Got an email from a guy whose script I critiqued a few years back. He's thinking about reworking the script again. And that got me thinking on the question: when do you declare a script done? When is it worth rewriting? When do you decide it's in a permanent vegetative state and you can't resuscitate it?
The question's always out there once you have scripts on your shelf. How long do you continue rewriting them? Should you come back to old scripts?
Generally I don't like to come back to old scripts. Most of my old scripts have bad hooks or the stories are seriously flawed. If the hook's no good there's nothing to do -- the script may suggest a better hook, but then you're writing an entire new script anyway. If the hook is good but the story is flawed, then you're doing a page one rewrite, probably, and again, it's a whole new script. In that case you're probably better off leaving the script on the shelf.
Personally I hate rewriting scripts I wrote more than a few years ago, because I'm a better writer now than I was then. My characters then were a little functional, and my stories were too predictable. I wrote them too fast. So they have all sorts of problems that don't feel like they're worth fixing.
But then occasionally the flaws are fixable. I just wrote up a new treatment for an old script of mine. The hook was good, but the characters were a little thin and on the nose, and the fireworks at the end made it more expensive than it needed to be. Up till recently I really hadn't done anything with the script since my then agent first sent it out to development people and it got a big fat nothing of a reaction. The treatment reworks the characters and reduces the fireworks, and also moves the action from New York to Montreal, so I can get it set up here. Now I've got a director friend interested. Hopefully we can find someone who wants to pay me to do the rewrite off the treatment.
I guess the answer is: if you still love the hook and the flaws are at a rewrite level, rewrite it. It's equally a mistake to leave something on the shelf that's one or two rewrites away from something you can sell. If it's on the shelf, your efforts count for nothing. Almost all writers need many drafts to get the script to where it needs to be. M. Night Shyamalan wrote somewhere that it took him five drafts to think of the twist in The Sixth Sense
and another five drafts to perfect it. I have no idea what a draft is to M. Night, but you get the idea.

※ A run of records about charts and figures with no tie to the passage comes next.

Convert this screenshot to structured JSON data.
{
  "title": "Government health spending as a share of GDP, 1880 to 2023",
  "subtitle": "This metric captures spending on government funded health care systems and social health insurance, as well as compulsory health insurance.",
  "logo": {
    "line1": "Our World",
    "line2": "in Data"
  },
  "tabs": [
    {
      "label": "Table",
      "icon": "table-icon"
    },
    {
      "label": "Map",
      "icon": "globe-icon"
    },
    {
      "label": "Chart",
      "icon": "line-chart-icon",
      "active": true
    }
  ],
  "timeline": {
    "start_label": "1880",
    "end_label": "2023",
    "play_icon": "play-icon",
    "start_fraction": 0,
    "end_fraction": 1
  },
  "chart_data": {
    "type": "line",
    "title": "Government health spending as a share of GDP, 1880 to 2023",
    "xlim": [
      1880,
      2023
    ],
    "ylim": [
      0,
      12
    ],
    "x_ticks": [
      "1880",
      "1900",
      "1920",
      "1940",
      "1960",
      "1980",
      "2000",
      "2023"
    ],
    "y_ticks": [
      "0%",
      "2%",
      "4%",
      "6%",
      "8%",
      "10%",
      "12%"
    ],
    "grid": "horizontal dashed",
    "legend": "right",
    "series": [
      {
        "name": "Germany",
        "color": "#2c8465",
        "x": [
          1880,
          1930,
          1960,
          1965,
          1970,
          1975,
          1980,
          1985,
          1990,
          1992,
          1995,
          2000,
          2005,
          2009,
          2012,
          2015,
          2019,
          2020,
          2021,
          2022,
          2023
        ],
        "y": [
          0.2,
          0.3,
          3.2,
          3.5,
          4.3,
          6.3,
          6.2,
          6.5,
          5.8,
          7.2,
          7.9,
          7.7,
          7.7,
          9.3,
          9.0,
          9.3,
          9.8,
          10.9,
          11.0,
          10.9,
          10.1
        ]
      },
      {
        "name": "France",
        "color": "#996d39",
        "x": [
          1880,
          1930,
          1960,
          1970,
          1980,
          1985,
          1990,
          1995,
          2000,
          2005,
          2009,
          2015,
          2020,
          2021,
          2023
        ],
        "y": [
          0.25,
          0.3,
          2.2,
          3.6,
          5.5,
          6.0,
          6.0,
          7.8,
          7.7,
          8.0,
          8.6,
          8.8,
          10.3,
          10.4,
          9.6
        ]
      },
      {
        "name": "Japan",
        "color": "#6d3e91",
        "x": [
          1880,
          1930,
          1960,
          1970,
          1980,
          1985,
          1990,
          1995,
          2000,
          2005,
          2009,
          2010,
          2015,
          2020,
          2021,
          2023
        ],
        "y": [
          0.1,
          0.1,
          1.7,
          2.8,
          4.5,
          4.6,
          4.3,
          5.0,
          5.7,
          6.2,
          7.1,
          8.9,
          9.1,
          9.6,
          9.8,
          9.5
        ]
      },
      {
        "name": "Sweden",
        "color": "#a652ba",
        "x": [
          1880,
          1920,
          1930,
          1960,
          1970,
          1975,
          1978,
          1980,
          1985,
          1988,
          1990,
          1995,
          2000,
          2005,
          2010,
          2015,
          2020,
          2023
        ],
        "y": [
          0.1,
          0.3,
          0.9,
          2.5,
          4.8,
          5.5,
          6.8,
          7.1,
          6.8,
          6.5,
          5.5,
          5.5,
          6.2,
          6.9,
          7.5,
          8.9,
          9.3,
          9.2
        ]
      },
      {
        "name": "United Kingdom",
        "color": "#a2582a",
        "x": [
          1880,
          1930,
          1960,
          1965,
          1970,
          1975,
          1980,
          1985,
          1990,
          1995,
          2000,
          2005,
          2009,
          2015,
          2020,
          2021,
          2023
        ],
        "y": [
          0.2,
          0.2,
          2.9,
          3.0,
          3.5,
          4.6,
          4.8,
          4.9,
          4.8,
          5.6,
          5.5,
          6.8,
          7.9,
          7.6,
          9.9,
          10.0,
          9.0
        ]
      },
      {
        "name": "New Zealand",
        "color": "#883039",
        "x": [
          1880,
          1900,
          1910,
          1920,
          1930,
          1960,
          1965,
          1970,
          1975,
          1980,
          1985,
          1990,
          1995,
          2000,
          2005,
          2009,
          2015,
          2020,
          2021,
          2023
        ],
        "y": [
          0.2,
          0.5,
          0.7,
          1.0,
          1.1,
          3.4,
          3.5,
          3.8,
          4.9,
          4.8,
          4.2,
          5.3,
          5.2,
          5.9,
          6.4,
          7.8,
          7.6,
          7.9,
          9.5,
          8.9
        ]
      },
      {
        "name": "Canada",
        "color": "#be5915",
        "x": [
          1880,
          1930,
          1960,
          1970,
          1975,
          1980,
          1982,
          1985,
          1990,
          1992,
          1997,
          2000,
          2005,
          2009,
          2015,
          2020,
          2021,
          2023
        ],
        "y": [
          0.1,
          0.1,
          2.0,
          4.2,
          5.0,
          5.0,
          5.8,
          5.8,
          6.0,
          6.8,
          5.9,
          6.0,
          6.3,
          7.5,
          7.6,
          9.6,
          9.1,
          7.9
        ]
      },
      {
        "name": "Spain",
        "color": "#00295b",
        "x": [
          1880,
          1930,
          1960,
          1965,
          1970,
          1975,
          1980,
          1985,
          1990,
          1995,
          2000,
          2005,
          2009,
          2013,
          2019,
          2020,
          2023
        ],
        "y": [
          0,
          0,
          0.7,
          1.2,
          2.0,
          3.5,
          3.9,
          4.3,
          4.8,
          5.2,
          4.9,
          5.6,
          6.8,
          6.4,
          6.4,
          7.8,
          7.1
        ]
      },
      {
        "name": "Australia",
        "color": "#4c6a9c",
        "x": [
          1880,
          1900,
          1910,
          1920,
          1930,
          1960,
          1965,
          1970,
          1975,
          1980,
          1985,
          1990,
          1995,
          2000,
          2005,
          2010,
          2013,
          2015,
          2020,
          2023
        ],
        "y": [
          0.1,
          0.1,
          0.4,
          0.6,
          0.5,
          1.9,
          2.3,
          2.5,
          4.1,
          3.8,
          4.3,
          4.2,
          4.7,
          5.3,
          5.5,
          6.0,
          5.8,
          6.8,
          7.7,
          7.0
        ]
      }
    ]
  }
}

If you're looking at a page one rewrite, then it's stickier. When you rewrite an old script you're building on something that's already there. That can give you a firmer foundation. What worked then still works, and you can fix what doesn't work. You'll get a second draft out of it, instead of a first draft. And if the foundation is garbage, it's easy to chuck out.
The problem is when the foundation is just a little bit off. Then if you're human, like me, you're probably going to leave it that way. Then you're building on a weak foundation. That's the problem with reworking something old: you're probably a better writer now. In that case you better be willing to really go to town on the script and rethink it from the ground up. The beauty of being a writer is you can always replace what's there for the price of your time and a few ink cartridges. The challenge of being a writer is being willing to toss out a little bit more than you think you need to toss out and rethink everything. If you just graft new ideas onto an old body, you get Frankenstein.